Couples could have continued as captain and no one would’ve complained. He is the ultimate players captain. But after winning three times in that role, he has aspirations to lead the next Ryder Cup. Couples texted Haas a congratulatory message that ended with “Don’t forget about me.”
“I texted back, ‘You are definitely going.’ I don’t think I ever officially asked him. I just said, ‘You are going,’ ” Haas said.
So is Love. Same trio, same drill. “We just have a different person giving the speeches, I guess, at the opening and closing ceremonies,” Haas said.
Couples and Haas became fast friends during Couples’ rookie year, 1981. They shared an agent and began sharing a place on the road. Trying to explain how they hit it off, Haas said, “He laughed at all my jokes.”
It could be said that Haas represents all the things Couples wished he had in his life: the happy marriage, a brood of children, and as of May, eight grandchildren. For a taste of how the other half lived, Couples often bunked at the Haas house. One time, he came for a pro-am and stayed nine days. There are family videos of young Bill being bucked off the back of Couples as they played horse.
“I feel like Fred’s my child,” Jan Haas said.
Her husband, in contrast, projects a cool, calm demeanor and has been a steady influence in the team room. If Haas has a boiling point, no one has seen him reach it. Bill Harmon began caddieing for Haas in 1978 and remembers how even then Haas behaved like the consummate pro.
“He told me, ‘I figured it out a long time ago. If you can’t play, keep your mouth shut, and if you can play, you don’t need to say anything,’ ” Harmon said.
Haas won nine Tour titles but never finished better than a share of third in a major. He competed in three Ryder Cups and two Presidents Cups, including the first, in 1994, and he compiled a 5.3.1 record in those two events against the Internationals. More recently, he has won 17 Champions Tour titles. It’s hard to decipher Haas humility from an inferiority complex when he speaks about his new role.
“I think back to who my captains were, and I think they were all better players than me,” he said during the recent Ace Group Classic. “No one will be intimidated by me. Hopefully none of them think any less of me because I haven’t won a major.”
There won’t be any question if son, Bill, makes the team for a third consecutive time. In 2011 and ’13, Haas didn’t spend a second more with Bill than any other member of the team, and there won’t be any favoritism this time either.
“Bill (sixth in the standings; 10 automatically qualify) knows he needs to make the team,” Haas said.
It’s a once-in-a-lifetime opportunity, and Bill’s top goal.
“Jay Haas is Bill’s hero in every way, shape and form,” Harmon said. “He looks up to his dad with unbelievable admiration. They are not real expressive people. Bill might not tell you that.”

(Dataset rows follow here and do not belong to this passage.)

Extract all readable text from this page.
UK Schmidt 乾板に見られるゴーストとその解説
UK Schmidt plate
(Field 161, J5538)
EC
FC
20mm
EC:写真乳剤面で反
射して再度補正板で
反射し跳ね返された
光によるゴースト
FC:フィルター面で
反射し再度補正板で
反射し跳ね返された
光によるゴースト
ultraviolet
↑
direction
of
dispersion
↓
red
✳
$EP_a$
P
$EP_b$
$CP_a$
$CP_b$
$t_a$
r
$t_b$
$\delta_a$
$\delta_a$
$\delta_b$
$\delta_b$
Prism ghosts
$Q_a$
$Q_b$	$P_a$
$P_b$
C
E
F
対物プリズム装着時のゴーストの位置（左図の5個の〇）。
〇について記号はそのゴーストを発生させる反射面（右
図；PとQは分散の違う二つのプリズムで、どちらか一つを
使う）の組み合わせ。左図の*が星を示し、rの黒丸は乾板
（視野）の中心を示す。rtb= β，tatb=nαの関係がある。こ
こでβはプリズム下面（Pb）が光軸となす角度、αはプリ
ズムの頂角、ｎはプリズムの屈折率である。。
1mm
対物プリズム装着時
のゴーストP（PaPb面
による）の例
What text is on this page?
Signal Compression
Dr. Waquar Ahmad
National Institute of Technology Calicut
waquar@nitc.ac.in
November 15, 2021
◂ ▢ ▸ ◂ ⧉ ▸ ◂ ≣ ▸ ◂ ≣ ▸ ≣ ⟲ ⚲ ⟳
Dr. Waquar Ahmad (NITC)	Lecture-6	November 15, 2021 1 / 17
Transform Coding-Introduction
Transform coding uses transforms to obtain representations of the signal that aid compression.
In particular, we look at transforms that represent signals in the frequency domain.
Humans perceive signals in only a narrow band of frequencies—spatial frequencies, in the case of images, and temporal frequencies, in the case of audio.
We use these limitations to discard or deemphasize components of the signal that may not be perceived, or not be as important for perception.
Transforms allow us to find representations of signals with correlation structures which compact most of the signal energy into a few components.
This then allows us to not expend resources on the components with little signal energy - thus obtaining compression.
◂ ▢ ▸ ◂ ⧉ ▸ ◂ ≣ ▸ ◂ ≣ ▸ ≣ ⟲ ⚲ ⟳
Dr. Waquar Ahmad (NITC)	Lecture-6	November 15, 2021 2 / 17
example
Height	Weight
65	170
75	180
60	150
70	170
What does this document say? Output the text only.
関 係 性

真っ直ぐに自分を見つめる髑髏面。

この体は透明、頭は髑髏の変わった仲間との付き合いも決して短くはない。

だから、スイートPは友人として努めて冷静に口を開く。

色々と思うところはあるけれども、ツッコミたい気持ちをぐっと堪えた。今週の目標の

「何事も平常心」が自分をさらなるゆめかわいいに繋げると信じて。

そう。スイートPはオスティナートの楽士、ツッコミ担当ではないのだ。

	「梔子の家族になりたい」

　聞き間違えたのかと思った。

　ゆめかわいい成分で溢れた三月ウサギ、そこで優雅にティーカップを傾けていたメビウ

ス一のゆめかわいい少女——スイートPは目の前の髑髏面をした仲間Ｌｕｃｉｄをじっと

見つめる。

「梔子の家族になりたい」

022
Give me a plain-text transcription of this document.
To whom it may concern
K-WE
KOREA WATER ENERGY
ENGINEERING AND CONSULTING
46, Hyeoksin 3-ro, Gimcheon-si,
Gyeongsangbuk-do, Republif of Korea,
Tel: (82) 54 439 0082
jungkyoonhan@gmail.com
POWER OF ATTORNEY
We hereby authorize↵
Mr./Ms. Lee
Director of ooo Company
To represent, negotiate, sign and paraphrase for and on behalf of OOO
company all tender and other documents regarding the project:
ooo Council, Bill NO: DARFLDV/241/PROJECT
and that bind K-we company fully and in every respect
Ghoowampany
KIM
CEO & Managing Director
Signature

Meanwhile, Jay Haas Jr. Could be caddieing for the International side if South Africa’s Tim Clark, currently 11th, makes the team. The family affair would be a good problem to have, Haas said. That’s a long way off. For now, the captain has mapped out trips to seven Tour events to meet with players, and already went to Phoenix, where Brooks Koepka and Justin Thomas learned they are on the captain’s radar. Few doubt that Haas will get the most out of his troops. Harmon credits his brother Dick with having the perfect expression to describe Haas. He said, ‘I’ve never met anybody who wears on you better than Jay.’ I guarantee they are going to like him more on Sunday than they did on Monday.”